En 2004, Amenabar étonne. S'éloignant des sirènes hollywoodiennes qu'il a pourtant conquises, il va se consacrer à un sujet de société avec Mar adentro. Traiter de l'euthanasie est audacieux dans une Espagne encore très pieuse. Pour autant, cela a une certaine cohérence, puisque le réalisateur a toujours choisi depuis Tesis des sujets graves et tabous. Ici il s'éloigne pourtant du genre fantastique où il a fait ses preuves. Pourtant, s'il aborde plus sobrement cette histoire vraie, elle n'en demeure pas moins proche de sa sensibilité, puisqu'il se concentre de nouveau sur l'intériorité d'un homme. Ramon (magistralement interprété par Javier Bardem) est devenu tétraplégique. Il s'engage dans un long combat pour pouvoir disposer de sa vie (et de sa mort) comme il l'entend. De nouveau, comme souvent chez Amenabar, le personnage est paradoxal: malgré son état, il est entouré d'affection et d'amour. Le cinéaste ne fuit pas la difficulté. Son héros a le désir de mourir, constant, même si sa vie se reconstruit. C'est là qu'est l'habileté du film: comprendre la volonté et la complexité des motivations de cet homme plutôt que de s'engager plus généralement en faveur d'une grande cause.

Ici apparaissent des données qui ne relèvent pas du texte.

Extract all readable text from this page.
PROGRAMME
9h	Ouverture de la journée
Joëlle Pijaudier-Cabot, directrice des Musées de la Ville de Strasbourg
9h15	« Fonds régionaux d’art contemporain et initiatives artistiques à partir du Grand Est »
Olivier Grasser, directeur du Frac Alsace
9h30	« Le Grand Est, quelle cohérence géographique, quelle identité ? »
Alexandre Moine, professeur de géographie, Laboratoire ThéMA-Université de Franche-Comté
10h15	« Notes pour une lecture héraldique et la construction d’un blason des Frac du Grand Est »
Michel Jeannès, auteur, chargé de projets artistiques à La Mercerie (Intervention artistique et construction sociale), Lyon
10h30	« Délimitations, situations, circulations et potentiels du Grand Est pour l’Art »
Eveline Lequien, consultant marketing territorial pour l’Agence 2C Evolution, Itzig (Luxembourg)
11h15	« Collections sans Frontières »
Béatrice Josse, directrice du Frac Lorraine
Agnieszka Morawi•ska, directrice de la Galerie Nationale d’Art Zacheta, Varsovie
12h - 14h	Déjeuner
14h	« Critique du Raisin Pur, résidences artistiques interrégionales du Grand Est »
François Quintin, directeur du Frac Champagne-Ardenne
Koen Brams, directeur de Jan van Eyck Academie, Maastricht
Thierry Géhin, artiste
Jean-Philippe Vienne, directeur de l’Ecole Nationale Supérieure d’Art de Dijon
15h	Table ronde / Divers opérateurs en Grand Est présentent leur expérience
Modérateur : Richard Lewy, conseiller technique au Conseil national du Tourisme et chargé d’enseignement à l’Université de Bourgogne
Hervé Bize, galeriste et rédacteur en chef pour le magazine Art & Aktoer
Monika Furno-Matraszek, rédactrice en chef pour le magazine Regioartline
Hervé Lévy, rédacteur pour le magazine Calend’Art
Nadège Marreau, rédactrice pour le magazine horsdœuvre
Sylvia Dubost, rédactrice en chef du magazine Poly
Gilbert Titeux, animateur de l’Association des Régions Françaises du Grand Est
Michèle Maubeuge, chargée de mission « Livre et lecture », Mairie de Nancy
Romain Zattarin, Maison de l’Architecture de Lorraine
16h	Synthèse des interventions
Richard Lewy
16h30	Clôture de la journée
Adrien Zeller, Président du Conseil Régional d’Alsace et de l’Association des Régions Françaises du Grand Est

Peu à peu, on est plongés au coeur de l'intimité de Ramon (comme auprès de tous les héros créés par le réalisateur), partageant ses rêveries aériennes sur fond de Puccini. Cependant, on peut reprocher à cette oeuvre sa fin étendue, mélo et tire-larmes, plombée par un pathos insistant et inutile. Amenabar a connu un grand succès avec ce film en Espagne. Il a également gagné l'Oscar du meilleur film étranger. La forme en est plus sage et plus classique, il est porté par l'interprétation nuancée de Bardem, décidément un très grand acteur. Cependant, cette reconnaissance est souvent celle que décrochent les réalisateurs lorsqu'ils s'assagissent et adoptent une manière plus conventionnelle.

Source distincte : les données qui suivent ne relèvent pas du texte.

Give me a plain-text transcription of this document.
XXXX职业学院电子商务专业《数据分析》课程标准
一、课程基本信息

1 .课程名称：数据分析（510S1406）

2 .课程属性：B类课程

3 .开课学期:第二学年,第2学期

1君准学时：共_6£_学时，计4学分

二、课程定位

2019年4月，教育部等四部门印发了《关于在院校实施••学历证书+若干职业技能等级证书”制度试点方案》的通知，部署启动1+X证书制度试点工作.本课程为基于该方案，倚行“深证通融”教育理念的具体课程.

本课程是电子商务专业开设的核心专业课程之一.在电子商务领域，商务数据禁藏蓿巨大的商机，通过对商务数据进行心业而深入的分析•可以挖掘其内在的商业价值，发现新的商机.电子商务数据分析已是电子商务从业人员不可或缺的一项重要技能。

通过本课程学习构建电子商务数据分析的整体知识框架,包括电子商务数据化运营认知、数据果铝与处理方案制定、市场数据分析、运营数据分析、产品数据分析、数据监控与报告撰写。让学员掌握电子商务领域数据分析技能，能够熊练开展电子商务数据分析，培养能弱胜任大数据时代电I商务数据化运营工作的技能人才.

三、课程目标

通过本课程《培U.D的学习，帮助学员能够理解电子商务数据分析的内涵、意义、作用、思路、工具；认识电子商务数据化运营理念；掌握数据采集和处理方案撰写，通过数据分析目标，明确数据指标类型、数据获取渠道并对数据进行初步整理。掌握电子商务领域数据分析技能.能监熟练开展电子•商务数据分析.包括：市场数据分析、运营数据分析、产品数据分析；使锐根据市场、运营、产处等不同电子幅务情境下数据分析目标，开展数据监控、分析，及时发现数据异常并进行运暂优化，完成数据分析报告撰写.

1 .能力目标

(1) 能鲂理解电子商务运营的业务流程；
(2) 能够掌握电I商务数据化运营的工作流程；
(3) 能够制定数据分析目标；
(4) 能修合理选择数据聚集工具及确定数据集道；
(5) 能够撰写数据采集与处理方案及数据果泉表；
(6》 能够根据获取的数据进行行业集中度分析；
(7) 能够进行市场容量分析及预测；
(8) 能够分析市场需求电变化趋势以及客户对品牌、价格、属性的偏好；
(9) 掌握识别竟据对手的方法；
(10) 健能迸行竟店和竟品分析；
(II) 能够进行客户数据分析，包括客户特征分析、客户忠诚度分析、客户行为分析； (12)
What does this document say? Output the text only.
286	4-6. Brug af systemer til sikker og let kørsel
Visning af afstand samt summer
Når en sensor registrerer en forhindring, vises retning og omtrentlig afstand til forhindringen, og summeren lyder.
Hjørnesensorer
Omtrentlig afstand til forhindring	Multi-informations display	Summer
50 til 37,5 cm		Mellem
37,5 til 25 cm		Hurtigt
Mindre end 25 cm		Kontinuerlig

On espère qu'après une longue pause, Amenabar livrera avec Agora un film audacieux et virtuose, caractéristique qui l'a longtemps distingué. La période historique qu'il aborde est fascinante (dans la mythique bibliothèque d'Alexandrie), son personnage principal (une astronome tentant de préserver le savoir et prise entre l'amour de deux hommes) est intrigant, Rachel Weisz est sublime. Une oeuvre d'envergure se profile. C'est du moins tout ce que l'on souhaite.